Let’s say your spouse suffered a heart attack three years ago, was successfully treated at a Texas hospital, and today gratefully eats a Mediterranean diet. You might be surprised to learn that the intimate details of that hospital stay—not just the diagnosis, surgeries, and who paid the bill, but your spouse’s date of birth, gender, and address—were sold by the Texas Department of State Health Services (DSHS). The detailed story of that hospital stay now sits in computers across the country.
The data about hospital inpatients that DSHS collects and distributes is invaluable in public-health and medical research, such as a study of children with asthma in the Rio Grande Valley.

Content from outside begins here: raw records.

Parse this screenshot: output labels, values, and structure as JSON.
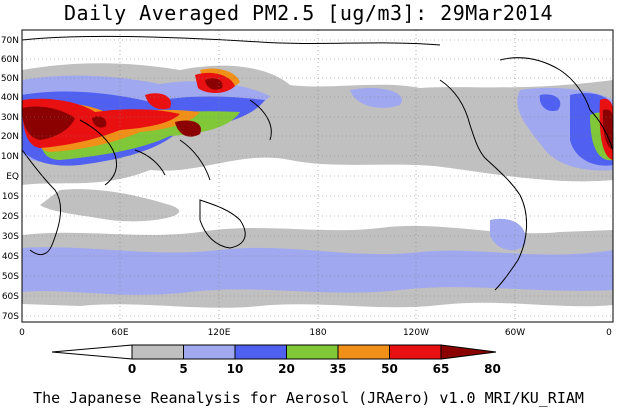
{
  "title": "Daily Averaged PM2.5 [ug/m3]: 29Mar2014",
  "footer": "The Japanese Reanalysis for Aerosol (JRAero) v1.0 MRI/KU_RIAM",
  "map": {
    "lat_labels": [
      "70N",
      "60N",
      "50N",
      "40N",
      "30N",
      "20N",
      "10N",
      "EQ",
      "10S",
      "20S",
      "30S",
      "40S",
      "50S",
      "60S",
      "70S"
    ],
    "lon_labels": [
      "0",
      "60E",
      "120E",
      "180",
      "120W",
      "60W",
      "0"
    ],
    "colorbar": {
      "levels": [
        "0",
        "5",
        "10",
        "20",
        "35",
        "50",
        "65",
        "80"
      ],
      "colors": [
        "#ffffff",
        "#c0c0c0",
        "#a0a8f0",
        "#5060f0",
        "#80c838",
        "#f09018",
        "#e81010",
        "#8b0000"
      ]
    }
  }
}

But just as often it is non-physicians who use, sell, and re-sell hospital-patient data again and again, generating profit and imperiling personal privacy.
The same patient-data files are sold or given to trade groups, lobbyists, businesses, and even anonymous downloaders. All without your consent.
While the patient data is often privacy-protected by a method called “de-identification,” that method has been discredited by data-security experts. And patient data without that protection, data that includes patient date of birth, is available to those applicants whose research projects are approved by a DSHS review committee.
“I don’t want my medical information sold, and I don’t want it shared with businesses I don’t know about,” said Shirley Bottoms of Austin, whose hospital records are among those offered for sale by DSHS.
But as it stands now, patients have no say-so in what happens to information collected about their hospital stays.
DSHS collects detailed hospital-patient data from nearly every hospital in the state, as directed by law. The agency has sold or given away hospital patients’ data since 1999. That’s about 27,725,534 individual patient stays from 1999 through 2008, according to DSHS. These “Public Use Data Files” are available on the website of the DSHS Texas Health Care Information Collection Center for Health Statistics.